Semiconductor lasers have also been a central topic of FOPS. Junges et al. [11] present a numerical study of two mutually delay-coupled semiconductor lasers. They predict that a complex distribution of periodic and chaotic laser oscillations appears as function of coupling and detuning. In a connected area, quantum-optical studies have been a consistent theme in the field of FOPS. In an invited paper, Kabuss et al. [12] discuss a theory for coherent quantum feedback and Pyragas control, and analyze the quantum kinetics of entanglement growth by computing multi-time correlations.

Terahertz (THz) frequency electromagnetic fields are resonant with many of the relevant quasiparticle states in solids, and the number of THz investigations has steadily increased. Springer et al. [13] propose a new numerical method to solve for excitonic states when electronic masses are anisotropic. The approach is applied to show that the mass anisotropy generates two spectrally distinct THz resonances in germanium.

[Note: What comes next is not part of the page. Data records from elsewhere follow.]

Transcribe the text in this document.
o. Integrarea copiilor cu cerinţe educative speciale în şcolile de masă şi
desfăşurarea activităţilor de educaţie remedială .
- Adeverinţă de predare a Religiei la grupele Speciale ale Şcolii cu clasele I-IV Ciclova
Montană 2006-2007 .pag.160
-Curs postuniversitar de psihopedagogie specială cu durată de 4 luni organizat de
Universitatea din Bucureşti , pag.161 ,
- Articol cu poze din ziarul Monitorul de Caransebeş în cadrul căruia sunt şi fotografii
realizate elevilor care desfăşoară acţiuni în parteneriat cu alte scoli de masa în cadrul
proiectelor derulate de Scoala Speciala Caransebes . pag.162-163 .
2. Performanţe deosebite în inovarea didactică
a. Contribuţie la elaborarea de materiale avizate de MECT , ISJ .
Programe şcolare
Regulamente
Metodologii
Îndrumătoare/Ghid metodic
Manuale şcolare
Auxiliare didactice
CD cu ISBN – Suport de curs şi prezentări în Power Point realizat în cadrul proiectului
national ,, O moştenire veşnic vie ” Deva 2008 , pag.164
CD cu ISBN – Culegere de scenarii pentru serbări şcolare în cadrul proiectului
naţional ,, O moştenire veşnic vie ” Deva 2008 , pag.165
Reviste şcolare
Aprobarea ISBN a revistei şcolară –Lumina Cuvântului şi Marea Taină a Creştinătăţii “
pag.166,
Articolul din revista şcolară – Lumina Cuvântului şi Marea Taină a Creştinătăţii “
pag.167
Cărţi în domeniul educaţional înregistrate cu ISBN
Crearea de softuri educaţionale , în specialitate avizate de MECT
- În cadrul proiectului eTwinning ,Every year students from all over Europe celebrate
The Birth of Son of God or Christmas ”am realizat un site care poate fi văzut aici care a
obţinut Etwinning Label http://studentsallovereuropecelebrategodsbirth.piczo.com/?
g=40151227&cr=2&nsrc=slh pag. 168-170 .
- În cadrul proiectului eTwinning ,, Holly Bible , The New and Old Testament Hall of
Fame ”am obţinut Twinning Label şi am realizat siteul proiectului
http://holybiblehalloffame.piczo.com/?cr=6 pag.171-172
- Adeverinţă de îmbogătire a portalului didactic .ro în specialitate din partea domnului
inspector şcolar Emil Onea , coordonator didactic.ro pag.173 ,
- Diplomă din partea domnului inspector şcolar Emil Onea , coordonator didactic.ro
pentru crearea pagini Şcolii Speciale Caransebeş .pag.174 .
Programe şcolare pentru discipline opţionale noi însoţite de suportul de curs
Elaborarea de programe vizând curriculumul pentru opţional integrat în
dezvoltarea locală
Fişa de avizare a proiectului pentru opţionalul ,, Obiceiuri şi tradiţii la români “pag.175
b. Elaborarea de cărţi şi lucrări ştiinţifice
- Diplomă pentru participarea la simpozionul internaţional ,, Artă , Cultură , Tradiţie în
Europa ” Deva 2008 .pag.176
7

High-harmonic generation (HHG) has been studied in atomic system for decades, but for only a few years in semiconductors. In an invited paper, Huttner et al. [14] overview a many-body theory that describes atomic as well as semiconductor HHG with one and the same theory. They demonstrate that band structure as well as delocalization of the initial electronic states can introduce significant differences between atomic and solid-state HHG. Multiphoton aspects behind the HHG are studied by Khurgin [15], who finds unambiguous connection between the nonlinear optical conductivity and the odd-order nonlinear optical susceptibility. The ability to generate attosecond pulses using high harmonic generation has been one of the drivers for its development. Attosecond pulses produced by high harmonic generation are used by Borja et al. [16] to probe transient absorption in solids, including germanium, on a femtosecond attosecond timescale.

Beyond semiconductors, studies of related materials are also interesting to those working on FOPS. In an invited article, Gehl et al. [17] present progress on hybrid superconductor/semiconductor optical sources. The dispersion of surface plasmon polaritons in metal films is directly imaged by Ives et al. [18]. In an invited article, the structure-property relations in individual carbon nanotubes are studied by Yao et al. [19].

This special issue is dedicated to the memory of Galina Khitrova, who was a key researcher driving the broader field of FOPS and specifically the series of FOPS meetings. She was one of the organizers of the first FOPS meeting in 2001, and stayed involved with the organization of the series of meetings. Her strong contributions, not only scientific but also in fostering an atmosphere of lively and stimulating discussions, will be sorely missed.